Cruzei com ele numa rua arborizada, a sombra
das árvores escurecendo o dia brilhante. Certamente todos que moravam por
aquelas ruas, ou até mais longe, já o tinham visto pelo menos uma vez. Mas
talvez não prestassem atenção. Eu o cruzava frequentemente. Ia, como de hábito,
com uma calça e um paletó pretos. Tinham cortado o seu cabelo, bem rente ao
crânio, estava quase careca e aquilo não lhe caía bem, lhe dava aparência de
louco. “Certamente se dirige ao supermercado”, pensei. Seguia naquela conversa
infinita. Pensei se também conversava quando dormia. Me admirava sua capacidade
de encontrar tanto assunto. Devia prestar muita atenção nas coisas, nas
pessoas, ou então evocava outra época, lembrava de impressões e acontecimentos
que tinham ficado pra trás. Acontecia frequentemente de eu sair pra comprar uma
couve, ou um filé que faltavam para o almoço, e avistá-lo no corredor de
produtos lácticos. Era ali que ficavam também os ovos. Era possível avistá-lo
em outros corredores, por exemplo o de bolachas, farinha, açucar. Ou o corredor
de café, chá e produtos do café da manhã, mel, geléia, chocolate em pó,
cereais.
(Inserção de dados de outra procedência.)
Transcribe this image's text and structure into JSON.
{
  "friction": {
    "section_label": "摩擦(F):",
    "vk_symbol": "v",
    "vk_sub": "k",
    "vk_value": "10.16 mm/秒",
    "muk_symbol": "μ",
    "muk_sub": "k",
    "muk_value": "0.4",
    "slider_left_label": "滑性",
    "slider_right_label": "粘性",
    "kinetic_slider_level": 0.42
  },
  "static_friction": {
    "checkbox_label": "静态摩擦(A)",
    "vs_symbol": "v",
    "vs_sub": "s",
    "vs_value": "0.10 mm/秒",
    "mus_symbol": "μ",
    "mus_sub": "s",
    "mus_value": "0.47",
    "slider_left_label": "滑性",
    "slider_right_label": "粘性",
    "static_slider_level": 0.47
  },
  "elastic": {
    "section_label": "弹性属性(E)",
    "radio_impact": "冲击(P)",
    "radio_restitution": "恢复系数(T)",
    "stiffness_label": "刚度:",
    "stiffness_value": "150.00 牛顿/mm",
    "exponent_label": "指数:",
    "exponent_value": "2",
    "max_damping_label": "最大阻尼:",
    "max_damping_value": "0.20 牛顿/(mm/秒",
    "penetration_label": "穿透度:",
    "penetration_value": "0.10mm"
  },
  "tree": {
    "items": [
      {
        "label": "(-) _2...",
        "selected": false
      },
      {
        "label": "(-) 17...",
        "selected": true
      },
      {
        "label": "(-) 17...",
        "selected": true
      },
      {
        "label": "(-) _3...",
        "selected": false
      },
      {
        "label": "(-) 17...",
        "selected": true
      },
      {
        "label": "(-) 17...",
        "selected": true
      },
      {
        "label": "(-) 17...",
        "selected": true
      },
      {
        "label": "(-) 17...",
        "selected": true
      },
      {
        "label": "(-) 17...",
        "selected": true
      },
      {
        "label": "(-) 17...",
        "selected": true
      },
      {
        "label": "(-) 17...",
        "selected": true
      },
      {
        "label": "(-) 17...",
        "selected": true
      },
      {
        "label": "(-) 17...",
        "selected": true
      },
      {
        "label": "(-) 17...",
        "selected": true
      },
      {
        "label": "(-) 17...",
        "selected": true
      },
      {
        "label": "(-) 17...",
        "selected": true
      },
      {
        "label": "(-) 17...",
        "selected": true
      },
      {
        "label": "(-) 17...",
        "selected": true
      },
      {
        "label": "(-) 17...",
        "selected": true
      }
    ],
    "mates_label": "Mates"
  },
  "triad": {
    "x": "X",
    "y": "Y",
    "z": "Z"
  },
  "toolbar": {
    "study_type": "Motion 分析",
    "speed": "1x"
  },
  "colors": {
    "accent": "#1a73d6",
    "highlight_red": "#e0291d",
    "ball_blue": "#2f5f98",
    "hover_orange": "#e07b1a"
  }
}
Mas cruzando com ele ao longo dos anos me veio esta certeza que o seu
produto predileto eram os ovos. Não sei se tanto o produto, ou mais a
embalagem. Muitas vezes devia ter sido expulso de supermercados e lojas de
conveniência, ou ouvido reclamações dos clientes. Porque diferentemente das
outras coisas, não se contentava apenas em alinhar as embalagens. Ele tocava os
ovos, punha-os numa certa disposição, como se tivessem olhos e olhassem todos na
mesma direção. Aquilo não tinha importância, ninguém comia a casca do ovo. Mas as
pessoas não gostavam, de repente lembravam que lhes faltava papel higiênico, ou
detergente, do outro lado da loja. Eu, ao contrário, tinha certa fascinação. Me
dava a impressão que, como as galinhas se a oportunidade lhes tivesse sido
oferecida, acalantava os pintinhos inexistentes. Fechava-os cuidadosamente no
escuro do papelão, para que ficassem apertadinhos e contidos. Depois recolocava
uma caixa em cima da outra, separando as de seis e doze ovos em pilhas
diferentes, a abertura virada para o mesmo lado. À medida em que avançava no
trabalho, seguia sua conversa infinita, e no momento em que dava um passo para
trás, talvez admirasse o feito e fizesse um comentário sobre a continuidade perfeita
da linha desenhada na primeira caixa, que seguia caixa abaixo, da primeira à
última.
Conversando com uma vizinha, descobri que ele
vivia no bairro há muito mais tempo do que eu. Que perambulava pelas
prateleiras dos supermercados antes mesmo da abertura da estação de metrô, que
tornara o lugar mais atrativo e populoso, há mais de vinte anos. Que nunca o
tinha visto com uma suposta filha, ou irmã. Que até onde lembrava, tinha usado
a mesma calça e paletó, ou bem mudas de roupa do mesmo modelo e mesma cor. “Está
sempre arrumado” eu disse. “De fato”, ela me respondeu. Que nunca o tinha visto
comprar nada, nem entrar por nenhuma porta, a não ser a dos supermercados. Dentre todos os mistérios, apenas um me
incomodava particularmente: quem tinha decidido lhe cortar os cabelos daquele
jeito, tão rente?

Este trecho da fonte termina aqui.